One of the most common areas of fatigue problems is at the root of a blade. Here’s what happens as a blade rotates and all you have to do is examine two locations.... When a blade going in a clockwise direction is at say the 9 o’clock position, gravity is acting down and the moment that is being applied at the root of a blade is in a counter clockwise direction due to the weight of the blade. Now rotate the blade 180 degrees so that it’s at the 3 o’clock position. At this location, gravity is still of course acting down but this time the moment due to the blade weight that is being applied at the root is in a clockwise direction. So... what happens at the root of a blade is that the stresses that are due just to the gravity portion of the loading have to alternate. A typical IWT has a rotation speed of approximately 16 times a minute. This then means that the cyclical load just due to gravity on a blade occurs that frequently.

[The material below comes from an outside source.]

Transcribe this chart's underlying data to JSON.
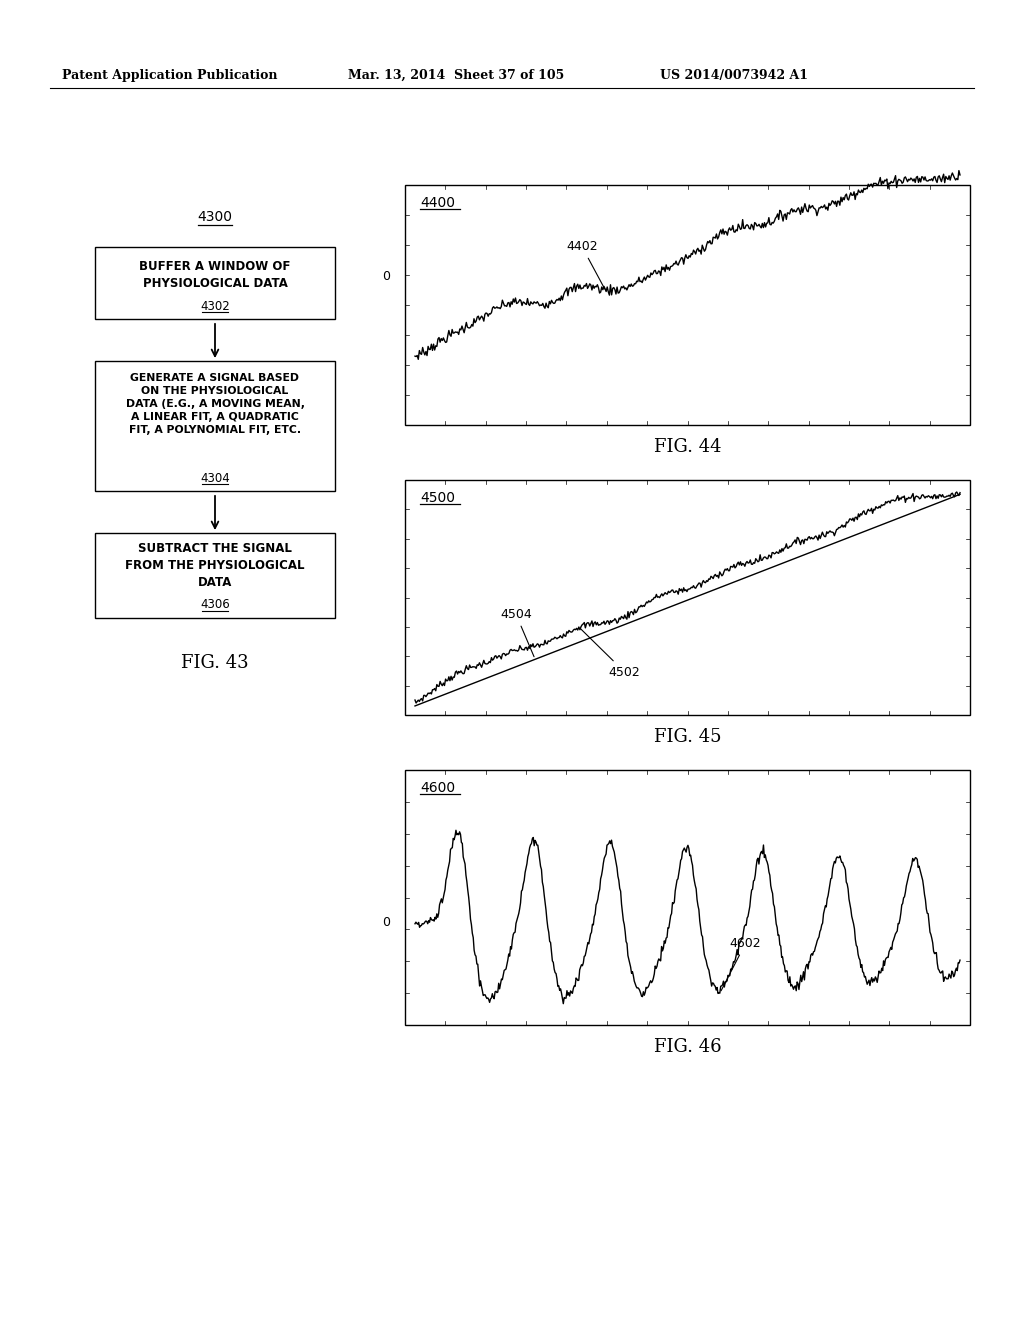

And this is just one (and the simplest) of the cyclical forces acting on the blades and is just looking at two locations. If you look at the 12 o’clock and the 6 o’clock positions for the blades, you have something very similar.... the stresses at the root due to the weight of the blade are very different because of the rotational location and this changes with every revolution.

https://www.osti.gov/biblio/12694

https://www.researchgate.net/publication/314755353_FATIGUE_ANALYSIS_OF_WIND_TURBINE_BLADES

[Fai Mao]

Yeah, plus the rebound, wind pressure, uneven tightening on the attachment bolt, the foundation being a tiny bit off level causing the blades to stress the spindle unevenly, small anomalies or defects in the carbon weave, tiny air bubbles in the resin or slightly uneven thickness of the resin can all cause stress fractures. And those things do not even take into account a defective design or square/sharp edges.

I don’t know much about windmill blades but I know some of the engineering that goes into bicycle frames and preventing stress fractures are a huge issue in the design and build process. I am assuming the issues are similar, just on a different scale.